The Shutter

The shutter serves one of the most important roles in the camera’s operation. Its a mechanism inside the camera that’s critical in capturing a properly exposed image.

 

The word “Camera” means “room” in Italian. This is because the first cameras were actually rooms. On the windows of those rooms were shutters. A window shutter allows one to control how much light can come into the room and for what period of time. In many places you can find shutters that still serve this purpose.

 

 

The shutter on a modern camera does very much the same thing. It opens to let light enter the camera for a specific period of time.

 

 

Historical cameras, or rooms, were once used by artists and were called Camera Obscuras, or Dark Rooms. Camera Obscuras were known to exist in the first century and later became popular as an aid for artists to draw or paint.

 

 

In a window of this room there would be a small hole, possibly in some material covering the inside of a shuttered window.
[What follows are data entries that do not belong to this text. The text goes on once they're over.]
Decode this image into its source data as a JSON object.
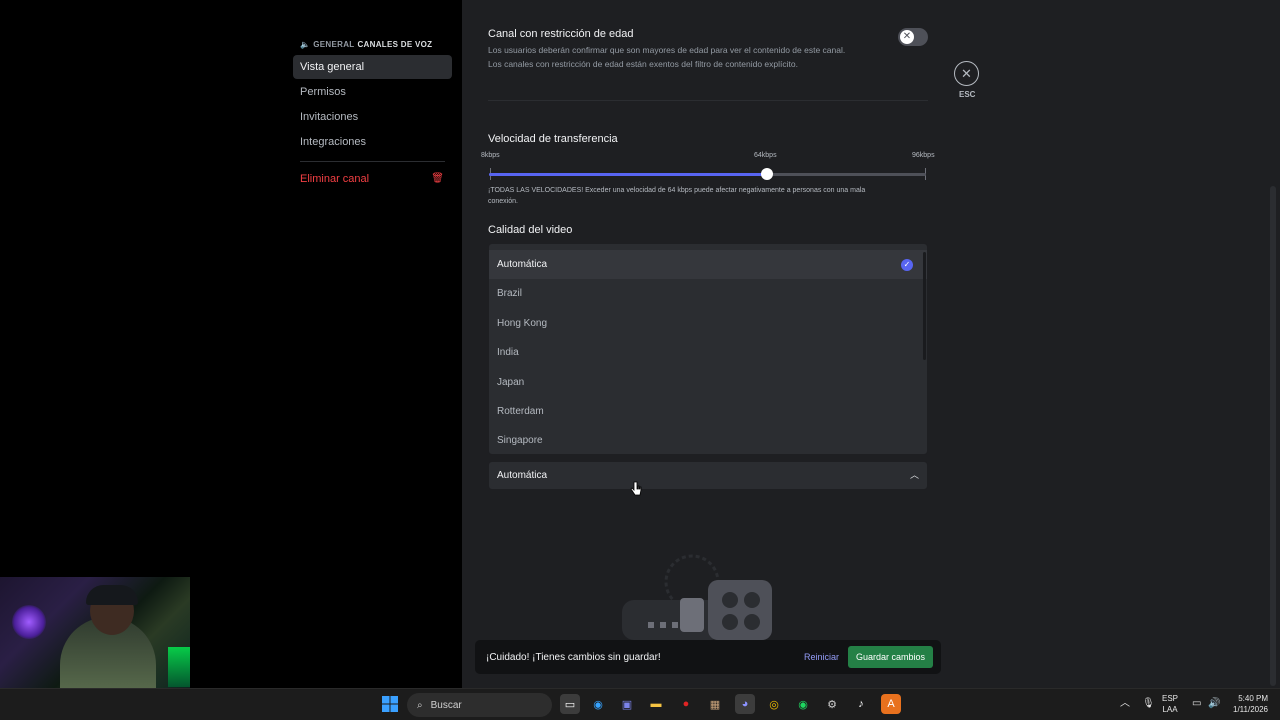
{
  "breadcrumb": {
    "channel": "GENERAL",
    "section": "CANALES DE VOZ"
  },
  "sidebar": {
    "items": [
      {
        "label": "Vista general"
      },
      {
        "label": "Permisos"
      },
      {
        "label": "Invitaciones"
      },
      {
        "label": "Integraciones"
      }
    ],
    "delete_label": "Eliminar canal"
  },
  "age_restriction": {
    "title": "Canal con restricción de edad",
    "desc1": "Los usuarios deberán confirmar que son mayores de edad para ver el contenido de este canal.",
    "desc2": "Los canales con restricción de edad están exentos del filtro de contenido explícito.",
    "enabled": false
  },
  "esc_label": "ESC",
  "bitrate": {
    "title": "Velocidad de transferencia",
    "min_label": "8kbps",
    "mid_label": "64kbps",
    "max_label": "96kbps",
    "value_kbps": 64,
    "warning1": "¡TODAS LAS VELOCIDADES! Exceder una velocidad de 64 kbps puede afectar negativamente a personas con una mala",
    "warning2": "conexión."
  },
  "video_quality": {
    "title": "Calidad del video"
  },
  "region_dropdown": {
    "options": [
      "Automática",
      "Brazil",
      "Hong Kong",
      "India",
      "Japan",
      "Rotterdam",
      "Singapore"
    ],
    "selected": "Automática"
  },
  "unsaved_bar": {
    "message": "¡Cuidado! ¡Tienes cambios sin guardar!",
    "reset_label": "Reiniciar",
    "save_label": "Guardar cambios"
  },
  "taskbar": {
    "search_placeholder": "Buscar",
    "lang_top": "ESP",
    "lang_bottom": "LAA",
    "time": "5:40 PM",
    "date": "1/11/2026"
  },
  "colors": {
    "accent": "#5865f2",
    "danger": "#f23f43",
    "save": "#248046"
  }
}
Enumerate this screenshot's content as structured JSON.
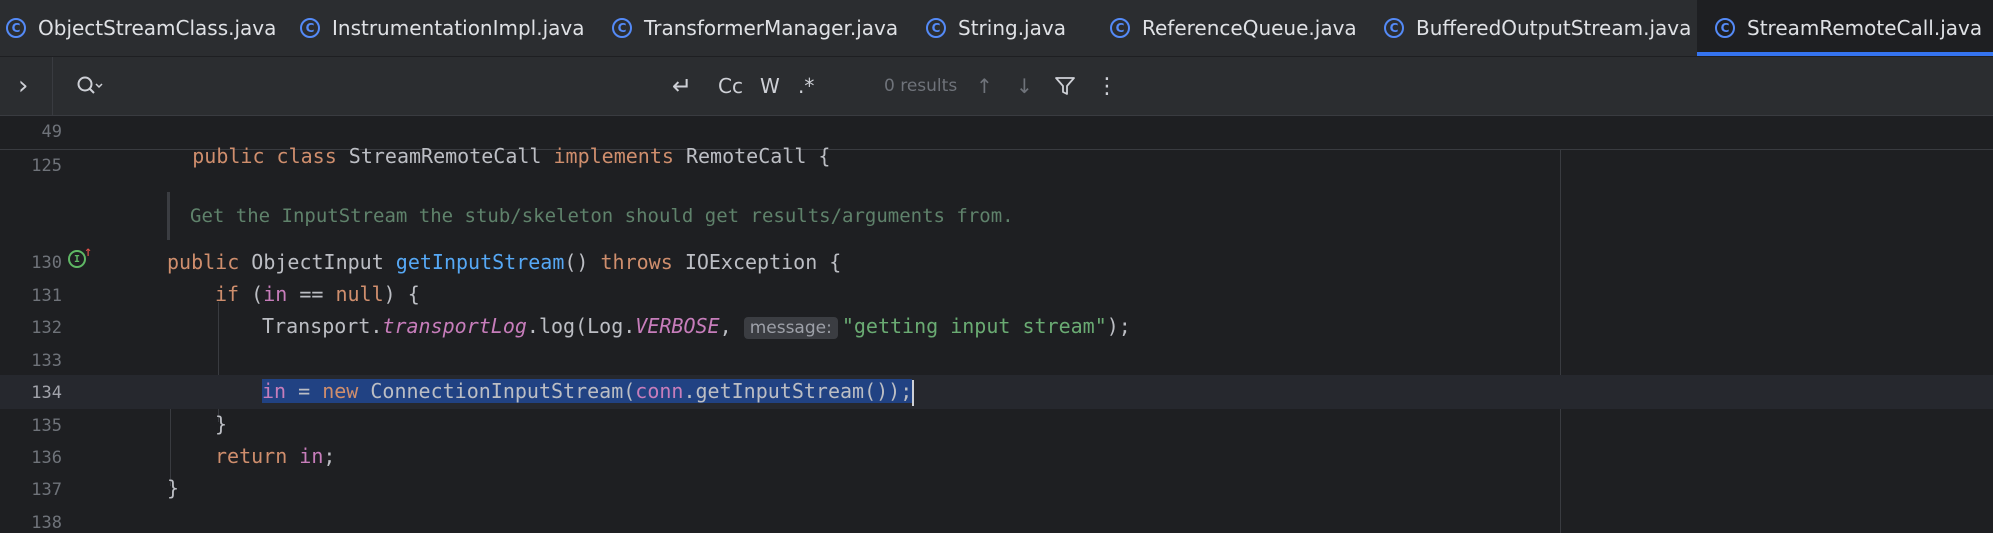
{
  "tabs": [
    {
      "label": "ObjectStreamClass.java",
      "icon": "java-class-icon",
      "active": false
    },
    {
      "label": "InstrumentationImpl.java",
      "icon": "java-class-icon",
      "active": false
    },
    {
      "label": "TransformerManager.java",
      "icon": "java-class-icon",
      "active": false
    },
    {
      "label": "String.java",
      "icon": "java-class-linked-icon",
      "active": false
    },
    {
      "label": "ReferenceQueue.java",
      "icon": "java-class-icon",
      "active": false
    },
    {
      "label": "BufferedOutputStream.java",
      "icon": "java-class-icon",
      "active": false
    },
    {
      "label": "StreamRemoteCall.java",
      "icon": "java-class-icon",
      "active": true,
      "close": "×"
    }
  ],
  "findbar": {
    "expand": "›",
    "search_icon": "search-icon",
    "newline_toggle": "↵",
    "match_case": "Cc",
    "whole_words": "W",
    "regex": ".*",
    "results": "0 results",
    "prev": "↑",
    "next": "↓",
    "filter_icon": "filter-icon",
    "more": "⋮"
  },
  "editor": {
    "sticky_line": {
      "number": "49",
      "text": "public class StreamRemoteCall implements RemoteCall {"
    },
    "doc_comment": "Get the InputStream the stub/skeleton should get results/arguments from.",
    "hint_label": "message:",
    "lines": [
      {
        "number": "125"
      },
      {
        "number": "130",
        "gutter_icon": "implements-icon"
      },
      {
        "number": "131"
      },
      {
        "number": "132"
      },
      {
        "number": "133"
      },
      {
        "number": "134",
        "current": true
      },
      {
        "number": "135"
      },
      {
        "number": "136"
      },
      {
        "number": "137"
      },
      {
        "number": "138"
      }
    ],
    "code": {
      "l130": {
        "mod": "public",
        "type": "ObjectInput",
        "method": "getInputStream",
        "parens": "()",
        "throws": "throws",
        "exc": "IOException {"
      },
      "l131": {
        "kw": "if",
        "open": " (",
        "var": "in",
        "op": " == ",
        "null": "null",
        "close": ") {"
      },
      "l132": {
        "cls": "Transport.",
        "field": "transportLog",
        "call": ".log(Log.",
        "const": "VERBOSE",
        "comma": ", ",
        "str": "\"getting input stream\"",
        "end": ");"
      },
      "l134": {
        "var": "in",
        "eq": " = ",
        "new": "new",
        "rest1": " ConnectionInputStream(",
        "conn": "conn",
        "rest2": ".getInputStream());"
      },
      "l135": {
        "text": "}"
      },
      "l136": {
        "kw": "return",
        "var": "in",
        "semi": ";"
      },
      "l137": {
        "text": "}"
      }
    }
  },
  "colors": {
    "accent": "#3574f0",
    "keyword": "#cf8e6d",
    "method": "#56a8f5",
    "string": "#6aab73",
    "field": "#c77dbb",
    "selection": "#214283"
  }
}
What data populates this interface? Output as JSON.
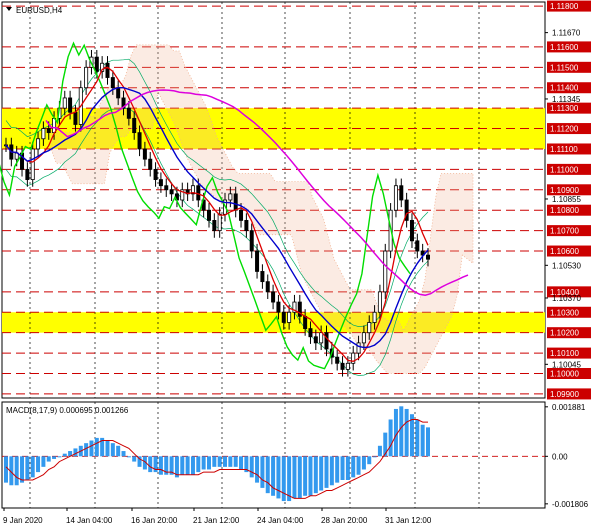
{
  "symbol_label": "EURUSD,H4",
  "macd_label": "MACD(8,17,9) 0.000695 0.001266",
  "colors": {
    "background": "#ffffff",
    "grid": "#000000",
    "price_bars": "#000000",
    "support_resistance": "#cc0000",
    "highlight_zone": "#ffff00",
    "ma_green": "#00dd00",
    "ma_blue": "#0000cc",
    "ma_red": "#dd0000",
    "ma_magenta": "#dd00dd",
    "envelope": "#00aa66",
    "cloud": "#f0b090",
    "macd_hist": "#3399ee",
    "macd_signal": "#cc0000",
    "label_bg": "#cc0000",
    "label_text": "#ffffff"
  },
  "chart_data": [
    {
      "type": "line",
      "title": "EURUSD,H4",
      "price_scale": [
        {
          "value": "1.11800",
          "boxed": true
        },
        {
          "value": "1.11670",
          "boxed": false
        },
        {
          "value": "1.11600",
          "boxed": true
        },
        {
          "value": "1.11500",
          "boxed": true
        },
        {
          "value": "1.11400",
          "boxed": true
        },
        {
          "value": "1.11345",
          "boxed": false
        },
        {
          "value": "1.11300",
          "boxed": true
        },
        {
          "value": "1.11200",
          "boxed": true
        },
        {
          "value": "1.11100",
          "boxed": true
        },
        {
          "value": "1.11000",
          "boxed": true
        },
        {
          "value": "1.10900",
          "boxed": true
        },
        {
          "value": "1.10855",
          "boxed": false
        },
        {
          "value": "1.10800",
          "boxed": true
        },
        {
          "value": "1.10700",
          "boxed": true
        },
        {
          "value": "1.10600",
          "boxed": true
        },
        {
          "value": "1.10530",
          "boxed": false
        },
        {
          "value": "1.10400",
          "boxed": true
        },
        {
          "value": "1.10370",
          "boxed": false
        },
        {
          "value": "1.10300",
          "boxed": true
        },
        {
          "value": "1.10200",
          "boxed": true
        },
        {
          "value": "1.10100",
          "boxed": true
        },
        {
          "value": "1.10045",
          "boxed": false
        },
        {
          "value": "1.10000",
          "boxed": true
        },
        {
          "value": "1.09900",
          "boxed": true
        }
      ],
      "ylim": [
        1.0988,
        1.1182
      ],
      "highlight_zones": [
        [
          1.111,
          1.113
        ],
        [
          1.102,
          1.103
        ]
      ],
      "x_categories": [
        "9 Jan 2020",
        "14 Jan 04:00",
        "16 Jan 20:00",
        "21 Jan 12:00",
        "24 Jan 04:00",
        "28 Jan 20:00",
        "31 Jan 12:00"
      ],
      "series": [
        {
          "values": [
            1.1112,
            1.1105,
            1.1108,
            1.11,
            1.1095,
            1.111,
            1.1115,
            1.112,
            1.1118,
            1.1125,
            1.113,
            1.1135,
            1.1128,
            1.1122,
            1.114,
            1.115,
            1.1155,
            1.1148,
            1.1152,
            1.1145,
            1.114,
            1.1135,
            1.113,
            1.1125,
            1.1118,
            1.111,
            1.1105,
            1.11,
            1.1095,
            1.1092,
            1.109,
            1.1088,
            1.1085,
            1.109,
            1.1088,
            1.1092,
            1.1085,
            1.108,
            1.1075,
            1.107,
            1.1078,
            1.1085,
            1.1088,
            1.108,
            1.1075,
            1.107,
            1.106,
            1.105,
            1.1045,
            1.104,
            1.1035,
            1.103,
            1.1025,
            1.103,
            1.1035,
            1.1028,
            1.1022,
            1.1018,
            1.1015,
            1.102,
            1.1012,
            1.1008,
            1.1005,
            1.1002,
            1.1005,
            1.101,
            1.1015,
            1.102,
            1.1025,
            1.103,
            1.104,
            1.106,
            1.108,
            1.1092,
            1.1085,
            1.1075,
            1.1065,
            1.106,
            1.1058,
            1.1056
          ]
        }
      ]
    },
    {
      "type": "bar",
      "title": "MACD(8,17,9) 0.000695 0.001266",
      "scale_labels": [
        "0.001881",
        "0.00",
        "-0.001806"
      ],
      "ylim": [
        -0.00185,
        0.00195
      ],
      "series": [
        {
          "values": [
            -0.001,
            -0.0011,
            -0.0011,
            -0.001,
            -0.0009,
            -0.0008,
            -0.0006,
            -0.0004,
            -0.0002,
            -0.0001,
            0.0,
            0.0001,
            0.0002,
            0.0003,
            0.0004,
            0.0005,
            0.0006,
            0.0007,
            0.0007,
            0.0006,
            0.0005,
            0.0004,
            0.0002,
            0.0,
            -0.0002,
            -0.0004,
            -0.0005,
            -0.0006,
            -0.0006,
            -0.0007,
            -0.0007,
            -0.0007,
            -0.0008,
            -0.0007,
            -0.0007,
            -0.0007,
            -0.0006,
            -0.0005,
            -0.0005,
            -0.0004,
            -0.0004,
            -0.0004,
            -0.0004,
            -0.0004,
            -0.0005,
            -0.0006,
            -0.0008,
            -0.001,
            -0.0012,
            -0.0014,
            -0.0015,
            -0.0016,
            -0.0017,
            -0.0017,
            -0.0016,
            -0.0016,
            -0.0015,
            -0.0015,
            -0.0014,
            -0.0013,
            -0.0012,
            -0.0011,
            -0.001,
            -0.0009,
            -0.0009,
            -0.0008,
            -0.0007,
            -0.0005,
            -0.0003,
            0.0,
            0.0004,
            0.0009,
            0.0014,
            0.0018,
            0.0019,
            0.0018,
            0.0016,
            0.0014,
            0.0012,
            0.0011
          ]
        },
        {
          "values": [
            -0.0004,
            -0.0006,
            -0.0008,
            -0.0009,
            -0.0009,
            -0.0009,
            -0.0008,
            -0.0007,
            -0.0005,
            -0.0004,
            -0.0002,
            -0.0001,
            0.0,
            0.0001,
            0.0002,
            0.0003,
            0.0004,
            0.0005,
            0.0006,
            0.0006,
            0.0006,
            0.0005,
            0.0004,
            0.0003,
            0.0001,
            -0.0001,
            -0.0002,
            -0.0004,
            -0.0005,
            -0.0005,
            -0.0006,
            -0.0006,
            -0.0007,
            -0.0007,
            -0.0007,
            -0.0007,
            -0.0007,
            -0.0006,
            -0.0006,
            -0.0006,
            -0.0005,
            -0.0005,
            -0.0005,
            -0.0005,
            -0.0005,
            -0.0005,
            -0.0006,
            -0.0007,
            -0.0009,
            -0.001,
            -0.0012,
            -0.0013,
            -0.0014,
            -0.0015,
            -0.0016,
            -0.0016,
            -0.0016,
            -0.0015,
            -0.0015,
            -0.0014,
            -0.0013,
            -0.0013,
            -0.0012,
            -0.0011,
            -0.001,
            -0.0009,
            -0.0008,
            -0.0007,
            -0.0006,
            -0.0004,
            -0.0002,
            0.0001,
            0.0004,
            0.0008,
            0.0011,
            0.0013,
            0.0014,
            0.0014,
            0.0013,
            0.0013
          ]
        }
      ]
    }
  ]
}
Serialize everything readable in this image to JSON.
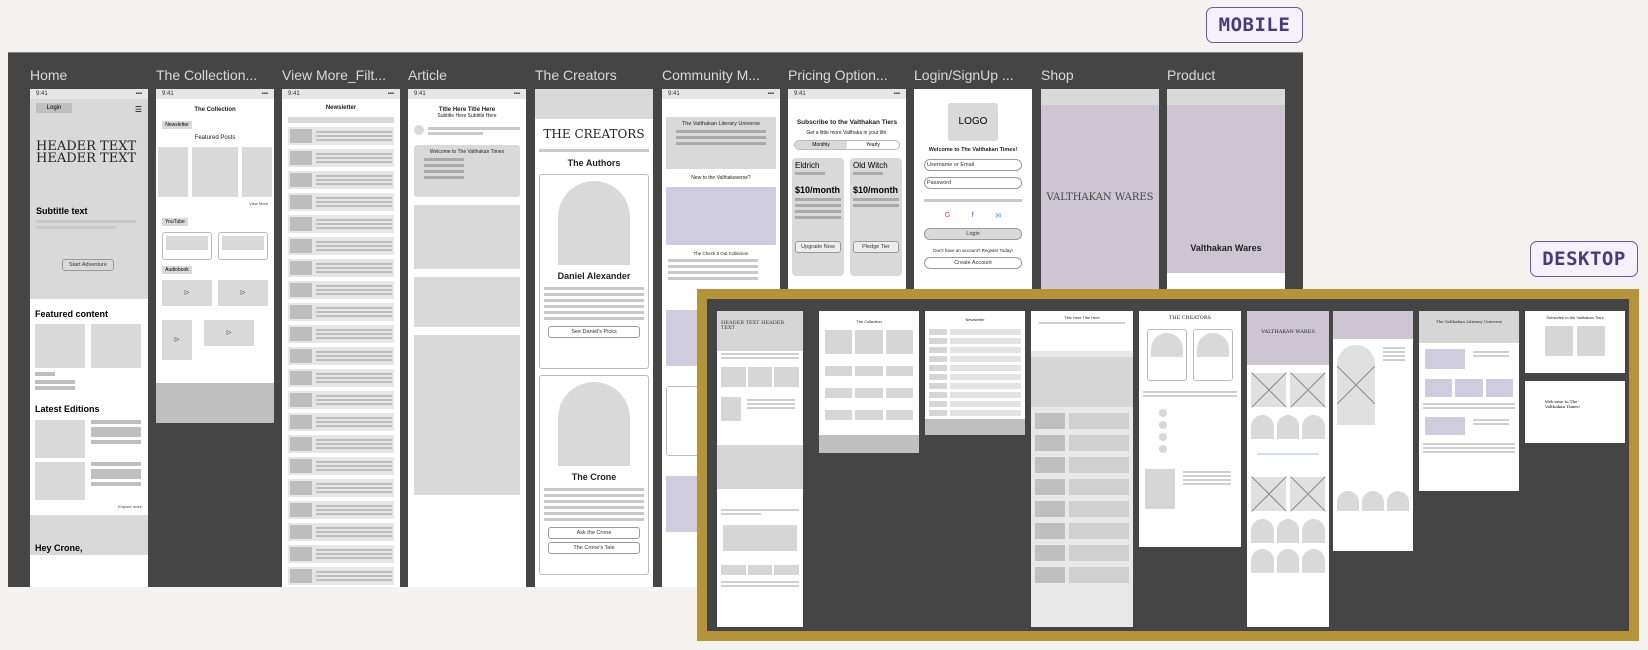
{
  "tags": {
    "mobile": "MOBILE",
    "desktop": "DESKTOP"
  },
  "mobile_frames": [
    {
      "label": "Home"
    },
    {
      "label": "The Collection..."
    },
    {
      "label": "View More_Filt..."
    },
    {
      "label": "Article"
    },
    {
      "label": "The Creators"
    },
    {
      "label": "Community M..."
    },
    {
      "label": "Pricing Option..."
    },
    {
      "label": "Login/SignUp ..."
    },
    {
      "label": "Shop"
    },
    {
      "label": "Product"
    }
  ],
  "status_time": "9:41",
  "home": {
    "login": "Login",
    "header": "HEADER TEXT HEADER TEXT",
    "subtitle": "Subtitle text",
    "start": "Start Adventure",
    "featured": "Featured content",
    "latest": "Latest Editions",
    "explore": "Explore more",
    "hey": "Hey Crone,"
  },
  "collection": {
    "title": "The Collection",
    "newsletter": "Newsletter",
    "featured": "Featured Posts",
    "view_more": "View More",
    "youtube": "YouTube",
    "audiobook": "Audiobook"
  },
  "newsletter": {
    "title": "Newsletter"
  },
  "article": {
    "title": "Title Here Title Here",
    "subtitle": "Subtitle Here Subtitle Here",
    "welcome": "Welcome to The Valthakan Times"
  },
  "creators": {
    "title": "THE CREATORS",
    "authors": "The Authors",
    "name1": "Daniel Alexander",
    "btn1": "See Daniel's Picks",
    "name2": "The Crone",
    "btn2": "Ask the Crone",
    "btn3": "The Crone's Tale"
  },
  "community": {
    "title": "The Valthakan Literary Universe",
    "new_to": "New to the Valthakaverse?",
    "check": "The Check It Out Collection"
  },
  "pricing": {
    "title": "Subscribe to the Valthakan Tiers",
    "sub": "Get a little more Valthaka in your life.",
    "monthly": "Monthly",
    "yearly": "Yearly",
    "tier1": "Eldrich",
    "tier2": "Old Witch",
    "price": "$10/month",
    "upgrade": "Upgrade Now",
    "pledge": "Pledge Tier"
  },
  "login": {
    "logo": "LOGO",
    "welcome": "Welcome to The Valthakan Times!",
    "user": "Username or Email",
    "pass": "Password",
    "login": "Login",
    "register": "Don't have an account? Register Today!",
    "create": "Create Account"
  },
  "shop": {
    "brand": "VALTHAKAN WARES"
  },
  "product": {
    "brand": "Valthakan Wares"
  }
}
Opposite that wall would be the artist with paper or canvas.

 

When the shutters were open, light rays could travel through the hole and project on the canvas or paper an inverted image of whatever was outside the room. Then, the artist could trace the projection onto their material.

 

 

Eventually the window hole was replaced with a lens and this increased the clarity and detail in the projected image. So, you can see how this idea of the camera has evolved to become the little box you make pictures with.

 

 

The camera’s shutter, like a window shutter, stays closed in front of your CCD chip so the light sensitive recording media remains in total darkness.

 

 

When the shutter release is pushed, the shutter opens to allow a projected image to reach your recording media, either film or a CCD chip. The amount of time it takes for the shutter to open and close is referred to as the shutter speed and is measured in seconds or fractions seconds. In other words, it is the amount of time the projected image remains on your light sensitive media.

 

 

These are standard shutter speed numbers and can most likely be found on your camera:

 

 

2”, 1”, 2, 4, 8, 15, 30, 60, 125, 250, 500, 1000 and higher.

 

 

The first number, 2 with quotation marks, represents 2 seconds. On a DSLR whole seconds are represented with quotation marks. 2” is followed by one second, 1/2, a 1/4, an 8th, a 16th, a 30th and so on. You should remember the pattern and keep in mind that the numbers after 1 are understood to be fractions of a second. You may also have other shutter speeds available on your camera other than the ones listed here.

 

 

Most likely you’ll also have a shutter speed represented by a B. This stands for Bulb and on very old cameras was the only shutter speed control on a camera. This setting was used when exposure times were very long and were measured in minutes instead of seconds or fractions of a second. The photographer held a bulb, which was kind of like a small air balloon attached to a tube that went to the shutter mechanism. When squeezed the air pressure opened the camera’s shutter until the bulb was released.

 

 

If you look at really old portraits you’ll notice that the eyes of the subjects are a little strange. This is because they were blinking during the long exposure. Many times it was the photographer’s job to redefine the eyes by drawing them in on the print. In family portraits you might also notice that the children’s faces are a bit blurry. This is because the children couldn’t stay still and we see blurriness of that motion in the final image.

 

 

On your camera, if you push the shutter release when the shutter is set to B, it will stay open until you release it. Even today the bulb setting allows for a lot of fun when doing very long time exposures. And by the way, you can still buy bulbs.

 

 

 Notice how each shutter speed relates to the others by a factor of 2. This can help you memorize the numbers. I’ll also point out that there is a relationship between each number and the amount of light the shutter lets into the camera.

 

 

This is approximately a factor of two. In other words, a 30th of a second lets in twice the amount of light of a 15th of a second. The difference between one shutter speed and the next is called a “stop”.

 

 

Its important to remember that the shutter is the mechanism in every camera that controls HOW LONG the light falls on the film or the CCD. Because of this, one of its functions is to visually express motion in your images. One of the unique ways your personal creativity is expressed in a photograph is by using the shutter. It’s the window of endless possibilities. The shutter is the gate through which light is captured. But before that happens, the light has to capture you.